Answer to Question #181855 in Differential Equations for Miriam Vogel

Solution with correction

(a) For homogeneous equation d²x/dt² + 25x = 0 let’s solve characteristic equation r²+25 = 0.

r = ±5i => general solution of homogeneous equation is x₀(t) = Asin(5t)+Bcos(5t), whre A,B are arbitrary constants.

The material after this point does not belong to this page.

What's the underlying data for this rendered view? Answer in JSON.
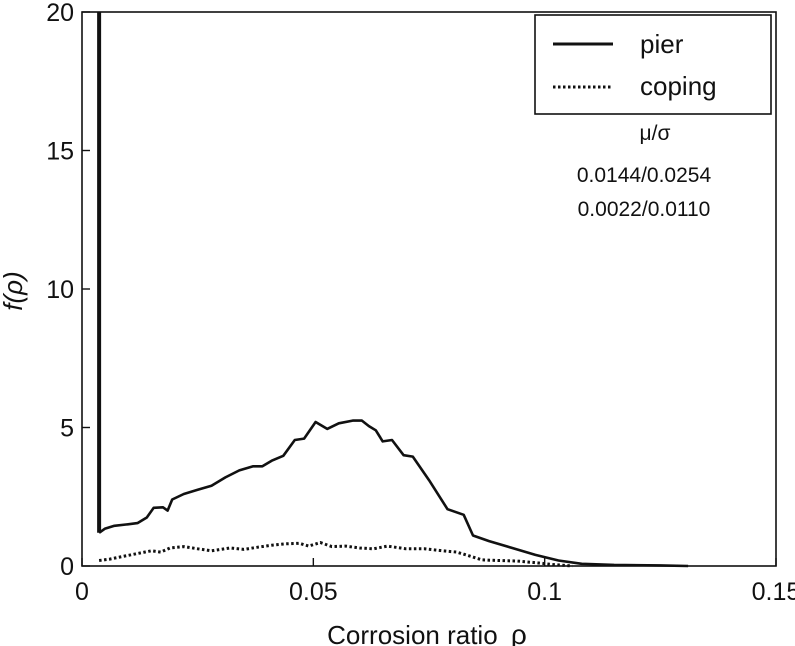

Partial solution of nonhomogeneous equation d²x/dt² + 25x = 0.5sint is x₁(t) = Csint. Substitution into equation gives -C+25 = 0.5 => C = 24.5.

So general solution of equation d²x/dt² + 25x = 0.5sint is

x(t) = x₀(t)+x₁(t) = Asin(5t)+Bcos(5t)+24.5sint

If for t = 0, x = 0 and the particle is at rest, x(0) = 0 and x’(0) = 0. => B = 0, 5A+24.5 = 0 => A = -4.9, B = 0 => x(t) = -4.9sin(5t)+24.5sint

The motion of the particle is superposition of two vibratios with periods 2π and 2π/5 and amplitudes 24.5 and 4.9

(b) For homogeneous equation d²x/dt² + kdx/dt + 25x = 0 characteristic equation is r²+kr+25 = 0.

"r_{1,2} = -\\frac{k}{2}\\pm\\sqrt{(\\frac{k}{2})^2-25}"

Mass for underdamped system oscillates within a decaying envelope. So r_1,2 are to be complex numbers with negative real part. Therefore k>0 and 25- (k/2)² >0. From second inequality |k|<10. So system will be underdamped for 0<k<10.